SENTENCIA CONSTITUCIONAL PlurinacionaL 0596/2013
Tribunal Constitucional Plurinacional de Bolivia

SENTENCIA CONSTITUCIONAL PlurinacionaL 0596/2013

Fecha: 21-May-2013

III.2.  La acción de amparo constitucional y el principio de inmediatez

Respecto a este principio la SCP 0809/2012 de 20 de agosto manifestó: “La acción de amparo constitucional, de conformidad con los arts. 128 y 129.I de la CPE, tendrá lugar: '…contra actos u omisiones ilegales o indebidos de los servidores públicos, o de persona individual o colectiva, que restrinjan, supriman, o amenacen restringir o suprimir los derechos reconocidos por la Constitución y la ley' y 'siempre que no exista otro medio o recurso legal para la protección inmediata de los derechos y garantías restringidos, suprimidos o amenazados'; disposiciones que expresamente establecen que las supuestas lesiones a los derechos fundamentales y garantías constitucionales deben ser reparadas en la jurisdicción ordinaria, y sólo en defecto de ésta, de ser evidente la lesión al derecho invocado e irreparable el daño emergente de la acción u omisión o de la amenaza de restricción de los derechos, se otorgue la tutela constitucional.

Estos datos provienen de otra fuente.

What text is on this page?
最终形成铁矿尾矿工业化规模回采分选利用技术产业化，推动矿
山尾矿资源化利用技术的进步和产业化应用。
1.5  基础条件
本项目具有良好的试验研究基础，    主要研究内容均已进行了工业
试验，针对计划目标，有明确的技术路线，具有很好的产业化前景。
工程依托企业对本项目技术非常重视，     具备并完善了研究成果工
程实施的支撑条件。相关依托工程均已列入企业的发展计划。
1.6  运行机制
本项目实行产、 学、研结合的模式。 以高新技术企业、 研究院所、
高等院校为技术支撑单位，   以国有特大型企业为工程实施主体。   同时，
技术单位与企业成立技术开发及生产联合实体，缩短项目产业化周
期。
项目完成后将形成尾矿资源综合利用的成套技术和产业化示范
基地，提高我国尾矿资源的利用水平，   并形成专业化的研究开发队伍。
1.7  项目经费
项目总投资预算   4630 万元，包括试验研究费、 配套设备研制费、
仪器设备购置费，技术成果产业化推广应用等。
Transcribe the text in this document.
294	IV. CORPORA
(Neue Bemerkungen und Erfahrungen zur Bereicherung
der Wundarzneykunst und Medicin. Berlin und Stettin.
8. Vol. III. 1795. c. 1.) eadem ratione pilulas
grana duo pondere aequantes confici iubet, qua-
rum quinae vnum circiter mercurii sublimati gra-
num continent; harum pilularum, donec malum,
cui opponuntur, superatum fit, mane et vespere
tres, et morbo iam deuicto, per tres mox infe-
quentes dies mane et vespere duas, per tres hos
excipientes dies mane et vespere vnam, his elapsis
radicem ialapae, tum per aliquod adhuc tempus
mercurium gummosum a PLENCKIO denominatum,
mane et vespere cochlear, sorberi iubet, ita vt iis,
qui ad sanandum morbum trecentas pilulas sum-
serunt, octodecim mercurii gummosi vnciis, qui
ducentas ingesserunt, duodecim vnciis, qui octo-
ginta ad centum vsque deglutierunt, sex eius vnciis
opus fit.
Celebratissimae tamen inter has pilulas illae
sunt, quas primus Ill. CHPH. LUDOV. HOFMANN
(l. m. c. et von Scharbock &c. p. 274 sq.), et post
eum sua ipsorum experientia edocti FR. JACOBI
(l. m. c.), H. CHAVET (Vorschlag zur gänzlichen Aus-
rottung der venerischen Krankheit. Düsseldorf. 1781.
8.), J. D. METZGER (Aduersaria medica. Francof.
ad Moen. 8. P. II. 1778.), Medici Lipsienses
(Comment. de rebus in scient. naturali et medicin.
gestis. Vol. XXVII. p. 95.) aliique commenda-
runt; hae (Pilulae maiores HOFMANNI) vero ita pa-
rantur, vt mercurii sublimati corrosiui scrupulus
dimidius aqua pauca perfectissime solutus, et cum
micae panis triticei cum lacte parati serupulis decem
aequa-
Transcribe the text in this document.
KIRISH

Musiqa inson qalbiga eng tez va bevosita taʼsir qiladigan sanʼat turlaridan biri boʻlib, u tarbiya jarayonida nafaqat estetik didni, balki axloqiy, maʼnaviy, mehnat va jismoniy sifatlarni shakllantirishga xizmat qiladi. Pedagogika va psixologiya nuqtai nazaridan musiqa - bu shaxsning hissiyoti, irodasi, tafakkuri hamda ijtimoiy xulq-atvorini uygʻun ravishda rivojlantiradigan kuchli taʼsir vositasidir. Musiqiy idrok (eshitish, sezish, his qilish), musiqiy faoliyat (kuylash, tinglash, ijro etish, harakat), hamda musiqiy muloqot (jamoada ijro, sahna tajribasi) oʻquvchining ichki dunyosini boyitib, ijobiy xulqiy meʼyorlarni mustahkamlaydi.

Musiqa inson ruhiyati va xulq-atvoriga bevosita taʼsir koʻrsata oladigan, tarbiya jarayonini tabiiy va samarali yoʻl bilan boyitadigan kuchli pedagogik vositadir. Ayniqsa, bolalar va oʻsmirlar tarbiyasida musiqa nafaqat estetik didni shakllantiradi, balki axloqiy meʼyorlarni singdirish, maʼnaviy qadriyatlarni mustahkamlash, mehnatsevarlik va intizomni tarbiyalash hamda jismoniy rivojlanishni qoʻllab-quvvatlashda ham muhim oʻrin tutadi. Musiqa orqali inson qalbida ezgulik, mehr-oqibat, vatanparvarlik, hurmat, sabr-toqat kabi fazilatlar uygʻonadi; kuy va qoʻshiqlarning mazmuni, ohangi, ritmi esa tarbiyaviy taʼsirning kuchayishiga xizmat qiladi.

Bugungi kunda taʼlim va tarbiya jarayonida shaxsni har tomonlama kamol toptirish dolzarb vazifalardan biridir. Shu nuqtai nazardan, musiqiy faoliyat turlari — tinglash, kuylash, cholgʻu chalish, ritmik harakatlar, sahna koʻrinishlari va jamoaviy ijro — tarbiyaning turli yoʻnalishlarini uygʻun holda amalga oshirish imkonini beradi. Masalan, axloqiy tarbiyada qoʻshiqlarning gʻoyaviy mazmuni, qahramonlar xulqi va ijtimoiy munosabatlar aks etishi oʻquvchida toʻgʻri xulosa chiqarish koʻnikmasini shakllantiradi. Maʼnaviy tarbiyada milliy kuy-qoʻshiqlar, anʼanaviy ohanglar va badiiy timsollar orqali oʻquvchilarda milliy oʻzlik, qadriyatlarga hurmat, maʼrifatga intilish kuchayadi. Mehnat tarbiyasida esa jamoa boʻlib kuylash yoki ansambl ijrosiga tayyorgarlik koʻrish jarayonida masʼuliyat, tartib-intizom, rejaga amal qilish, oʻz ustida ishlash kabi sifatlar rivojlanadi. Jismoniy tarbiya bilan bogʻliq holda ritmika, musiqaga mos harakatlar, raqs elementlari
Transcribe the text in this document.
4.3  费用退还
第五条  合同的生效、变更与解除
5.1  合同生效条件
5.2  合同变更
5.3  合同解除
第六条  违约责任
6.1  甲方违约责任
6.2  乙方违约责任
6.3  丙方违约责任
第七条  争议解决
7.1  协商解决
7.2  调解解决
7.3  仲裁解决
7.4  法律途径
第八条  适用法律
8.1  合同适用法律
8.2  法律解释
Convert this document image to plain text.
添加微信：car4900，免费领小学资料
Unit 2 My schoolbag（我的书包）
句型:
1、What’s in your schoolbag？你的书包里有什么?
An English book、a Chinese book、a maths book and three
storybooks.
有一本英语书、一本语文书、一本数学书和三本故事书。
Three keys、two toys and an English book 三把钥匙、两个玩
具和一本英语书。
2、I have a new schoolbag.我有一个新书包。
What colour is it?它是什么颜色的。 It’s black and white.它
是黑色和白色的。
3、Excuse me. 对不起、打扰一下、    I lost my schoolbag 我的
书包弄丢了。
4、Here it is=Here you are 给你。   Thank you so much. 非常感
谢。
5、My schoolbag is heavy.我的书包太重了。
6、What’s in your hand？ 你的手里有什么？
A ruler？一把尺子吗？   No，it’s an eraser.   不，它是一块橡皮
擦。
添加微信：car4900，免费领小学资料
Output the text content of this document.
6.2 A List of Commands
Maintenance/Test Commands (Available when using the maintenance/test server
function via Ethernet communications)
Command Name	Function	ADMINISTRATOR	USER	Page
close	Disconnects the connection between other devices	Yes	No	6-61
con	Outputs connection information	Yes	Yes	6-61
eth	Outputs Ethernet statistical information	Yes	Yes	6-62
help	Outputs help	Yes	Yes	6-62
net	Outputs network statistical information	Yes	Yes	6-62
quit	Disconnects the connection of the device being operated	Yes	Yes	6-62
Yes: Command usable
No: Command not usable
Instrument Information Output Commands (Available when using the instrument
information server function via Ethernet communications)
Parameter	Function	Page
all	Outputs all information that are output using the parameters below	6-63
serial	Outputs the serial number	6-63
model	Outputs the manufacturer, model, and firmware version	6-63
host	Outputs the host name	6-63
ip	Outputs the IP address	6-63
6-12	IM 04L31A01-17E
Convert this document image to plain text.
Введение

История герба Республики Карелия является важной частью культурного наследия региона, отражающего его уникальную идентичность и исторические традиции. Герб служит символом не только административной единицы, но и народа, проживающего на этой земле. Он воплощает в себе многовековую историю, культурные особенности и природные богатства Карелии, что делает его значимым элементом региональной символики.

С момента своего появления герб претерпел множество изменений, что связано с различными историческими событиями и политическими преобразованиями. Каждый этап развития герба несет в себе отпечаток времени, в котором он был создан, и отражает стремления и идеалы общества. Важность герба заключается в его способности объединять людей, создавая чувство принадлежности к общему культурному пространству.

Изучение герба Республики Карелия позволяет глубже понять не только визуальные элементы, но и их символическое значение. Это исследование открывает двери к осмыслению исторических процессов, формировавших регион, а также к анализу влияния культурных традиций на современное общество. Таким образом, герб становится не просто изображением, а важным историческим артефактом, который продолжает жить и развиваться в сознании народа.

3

Además, se configura como un medio jurisdiccional para la defensa de derechos y garantías, en ese sentido, debe ser entendida como una garantía prevista a favor de las personas para la defensa de los derechos fundamentales y garantías constitucionales, procede contra actos u omisiones ilegales o indebidas de servidores públicos, persona individual o colectiva.

La jurisprudencia constitucional ha señalado, que en la acción de amparo constitucional se debe entender que: '…el principio de inmediatez no importa la utilización discontinua o esporádica de los medios y recursos previos a la interposición del amparo, pues los reclamos deben ser interpuestos ante la instancia ordinaria o administrativa competente oportunamente, debiendo el agraviado por la lesión, hacer el seguimiento respectivo de su reclamo hasta agotar todas las instancias en el tiempo razonable, y para el caso de no obtener respuesta ni la cesación de la vulneración podrá acudir en el plazo de seis meses ante la jurisdicción constitucional a fin de que se compulse la amenaza, restricción o supresión al derecho fundamental. Este razonamiento, resulta lógico, puesto que responde no sólo al principio de inmediatez sino también a los principios de preclusión y celeridad, los mismos que no sólo dependen de los actos de la autoridad sino también del peticionante, quien debe estar compelido por su propio interés a realizar el seguimiento que corresponda a su solicitud, de modo que cuando no ha sido diligente en propia causa no se puede pretender que esta jurisdicción esté supeditada en forma indefinida para otorgarle protección'. Así la SC 0521/2010-R de 5 de julio.